B) JOUER A LA MARELLE :

 

L'origine de la marelle se perd dans la nuit des temps. On la retrouve dessinée sur des sépultures en Égypte, en Grèce antique ou sur le forum de Rome. Au Moyen-âge, ce jeu était tout autant pratiqué et le dessin rappelait alors celui des églises. Ce jeu à tableaux offre souvent le même tracé rectangulaire ou en spirale.

 
La marelle, (de merel, mereau, XIIe s., "palet, jeton, petit caillou"), est un jeu pratiqué par les enfants (surtout les filles), entre autres dans la cour de récréation. Pour pouvoir y jouer il faut dessiner à la craie un parcours sur le sol qui va de terre à ciel. Après avoir lancé un jeton (un palet ou le plus souvent un caillou), les joueurs progressent dans les différentes cases à cloche-pied ou dans certains cas à deux pieds les jambes écartées, tout en évitant les cases où se trouvent les jetons et la case « enfer ». Ils doivent aussi éviter d'empiéter sur les lignes du tracé, et cela dans un temps limité. Le gagnant est celui qui le premier arrive à placer son jeton sur le « paradis » et à effectuer le parcours. Il faut donc faire attention à bien garder l'équilibre, à ne pas poser le pied sur les lignes, à ne pas se tromper de pied et à être rapide.

 
Le jeu est riche de symboles : le joueur progresse à cloche-pied en poussant un palet qui représente l'âme.

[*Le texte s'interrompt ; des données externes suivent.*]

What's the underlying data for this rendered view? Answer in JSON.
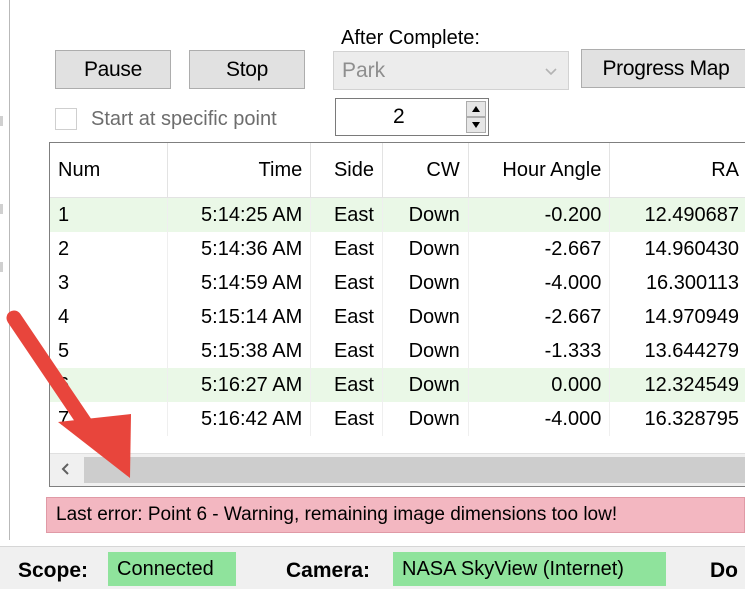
{
  "controls": {
    "pause_label": "Pause",
    "stop_label": "Stop",
    "after_complete_label": "After Complete:",
    "after_complete_value": "Park",
    "progress_map_label": "Progress Map",
    "start_point_label": "Start at specific point",
    "start_point_value": "2"
  },
  "table": {
    "headers": [
      "Num",
      "Time",
      "Side",
      "CW",
      "Hour Angle",
      "RA"
    ],
    "rows": [
      {
        "num": "1",
        "time": "5:14:25 AM",
        "side": "East",
        "cw": "Down",
        "ha": "-0.200",
        "ra": "12.490687",
        "highlight": true
      },
      {
        "num": "2",
        "time": "5:14:36 AM",
        "side": "East",
        "cw": "Down",
        "ha": "-2.667",
        "ra": "14.960430",
        "highlight": false
      },
      {
        "num": "3",
        "time": "5:14:59 AM",
        "side": "East",
        "cw": "Down",
        "ha": "-4.000",
        "ra": "16.300113",
        "highlight": false
      },
      {
        "num": "4",
        "time": "5:15:14 AM",
        "side": "East",
        "cw": "Down",
        "ha": "-2.667",
        "ra": "14.970949",
        "highlight": false
      },
      {
        "num": "5",
        "time": "5:15:38 AM",
        "side": "East",
        "cw": "Down",
        "ha": "-1.333",
        "ra": "13.644279",
        "highlight": false
      },
      {
        "num": "6",
        "time": "5:16:27 AM",
        "side": "East",
        "cw": "Down",
        "ha": "0.000",
        "ra": "12.324549",
        "highlight": true
      },
      {
        "num": "7",
        "time": "5:16:42 AM",
        "side": "East",
        "cw": "Down",
        "ha": "-4.000",
        "ra": "16.328795",
        "highlight": false
      }
    ]
  },
  "error": {
    "message": "Last error: Point 6 - Warning, remaining image dimensions too low!"
  },
  "status": {
    "scope_label": "Scope:",
    "scope_value": "Connected",
    "camera_label": "Camera:",
    "camera_value": "NASA SkyView (Internet)",
    "next_label_partial": "Do"
  },
  "colors": {
    "highlight_row": "#eaf8e7",
    "error_bg": "#f3b7c1",
    "status_badge": "#8fe39c",
    "annotation_arrow": "#e8453c"
  },
  "icons": {
    "combo": "chevron-down-icon",
    "spin_up": "arrow-up-icon",
    "spin_down": "arrow-down-icon",
    "scroll_left": "chevron-left-icon",
    "annotation": "red-arrow-annotation"
  }
}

S'il boite, c'est parce-que son parcours dans la vie n’est pas si facile que cela, l’âme a à apprendre durant son périple sur terre avant d’arriver au ciel. Boiter offre un certain inconfort, comme dans un rêve où l’on ne serait ni nu ni vêtu… Après avoir évité l'enfer et aiguisé son adresse, le joueur atteint le paradis. Quand le joueur récupère le palet (son âme) et le place sous son bras ou sur sa tête, il fait réintégrer l'âme au corps. Le joueur ne peut pas poser le pied sur les lignes qui divisent les cases : cela lui apprend des règles d’équilibre et de justesse qu’il devra appliquer dans la vie. La marelle est un jeu initiatique au cadre bien défini, il révèle l'individu à lui-même en développant certaines de ses capacités. La règle des lignes-limites évoque aussi la nécessité de se mettre à l'abri du chaos. De la marelle inscrite au sol provient probablement celle que l’on dessine sur une surface plane : la marelle serait l’ancêtre des jeux à tableaux (go, échecs, dames, etc.) appelés « marelles assises ».

 

 

Ci-bas la "règle du jeu" la plus courante dans nos régions de Belgique...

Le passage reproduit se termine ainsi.